Top Reason to Raise the Minimum Wage: It’s 30% Below 1968 Level After Inflation
In his State of the Union Address President Obama proposed raising the minimum wage to $9.00 an hour, declaring that “in the wealthiest nation on earth, no one who works full-time should have to live in poverty.”
A full-time worker making the minimum wage today would earn roughly $14,500 a year—about 40% below the $23,550 poverty line for a family of four.
Given that gap, about 19 states have set a minimum wage above the federal minimum—including at least 10 that raised it the beginning of this year and more states are considering increases.
On Capitol Hill Senator Tom Harkin (D-IA) and Representative George Miller (D-CA) this week announced plans to introduce a bill to raise the national minimum wage to $10.10 in just over two years after passage and adjusting it for inflation after that.
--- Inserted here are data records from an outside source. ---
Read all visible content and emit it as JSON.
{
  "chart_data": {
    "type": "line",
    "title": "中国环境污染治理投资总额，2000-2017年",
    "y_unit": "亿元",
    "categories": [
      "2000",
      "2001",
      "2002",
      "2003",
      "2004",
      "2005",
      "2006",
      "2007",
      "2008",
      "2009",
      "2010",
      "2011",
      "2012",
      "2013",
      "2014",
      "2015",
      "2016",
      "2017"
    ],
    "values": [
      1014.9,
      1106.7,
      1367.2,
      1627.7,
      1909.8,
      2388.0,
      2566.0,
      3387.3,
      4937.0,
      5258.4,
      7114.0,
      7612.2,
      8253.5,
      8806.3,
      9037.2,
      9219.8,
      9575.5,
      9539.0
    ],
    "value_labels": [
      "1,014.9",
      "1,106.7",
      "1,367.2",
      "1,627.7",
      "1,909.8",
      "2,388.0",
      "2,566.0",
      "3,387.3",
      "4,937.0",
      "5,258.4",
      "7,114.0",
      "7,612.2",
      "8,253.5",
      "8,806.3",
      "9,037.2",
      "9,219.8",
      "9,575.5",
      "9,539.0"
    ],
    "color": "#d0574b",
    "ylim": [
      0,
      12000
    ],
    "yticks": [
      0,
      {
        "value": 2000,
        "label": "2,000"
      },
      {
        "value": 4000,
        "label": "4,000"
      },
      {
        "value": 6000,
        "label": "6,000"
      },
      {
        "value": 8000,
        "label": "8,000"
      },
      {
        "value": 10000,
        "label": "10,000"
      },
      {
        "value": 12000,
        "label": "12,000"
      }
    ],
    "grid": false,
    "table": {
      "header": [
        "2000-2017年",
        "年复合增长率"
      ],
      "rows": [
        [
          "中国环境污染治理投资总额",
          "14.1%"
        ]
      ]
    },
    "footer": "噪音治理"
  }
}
If the minimum wage of $1.60 per hour in 1968 had been adjusted for inflation it would be close to $10.30 today—or 30% higher than the current rate.
Not everyone agrees that raising the minimum wage would help minimum wage workers.
Dan Mitchell, senior fellow at the Cato Institute, a libertarian Washington, D.C. think tank, tells The Daily Ticker “If you increase the price of something by 24%...In all likelihood you’re pricing them out of a job….it will cause job losses. The federal government shouldn’t put people out of work.”
Mitchell assumes that all the increases in the minimum wage would be passed onto consumers, who in turn will reduce their purchases. “If McDonalds raises their hamburger prices 33% they will sell fewer hamburgers… If the government raises the price of low-skilled labor by 33% there will be less low-skilled labor being hired.”
But Senator Harkin, in a recent USA Today op-ed, writes that raising the minimum wage “would create at least 100,000 jobs through increased consumer spending” by “putting additional money in the hands of consumers who will spend it right away in their local communities.”
Economists generally agree that the economy gets more bang for the buck putting money into the hands of lower income workers rather than higher-income earners. Mark Zandi of Moody’s Analytics, who has advised Senator John McCain during his presidential bid in 2008 as well as President Obama, says the so-called multiplier effect of emergency of unemployment benefits, for example, is 1.52—meaning $1.52 spent by consumers for every dollar’s worth of government stimulus and 1.27 for the employee payroll tax cut vs. a 0.25 multiplier for an income tax cut for wealthy Americans. As part of the deal to avoid going off the fiscal cliff the employee payroll tax cut was eliminated but unemployment benefits were extended.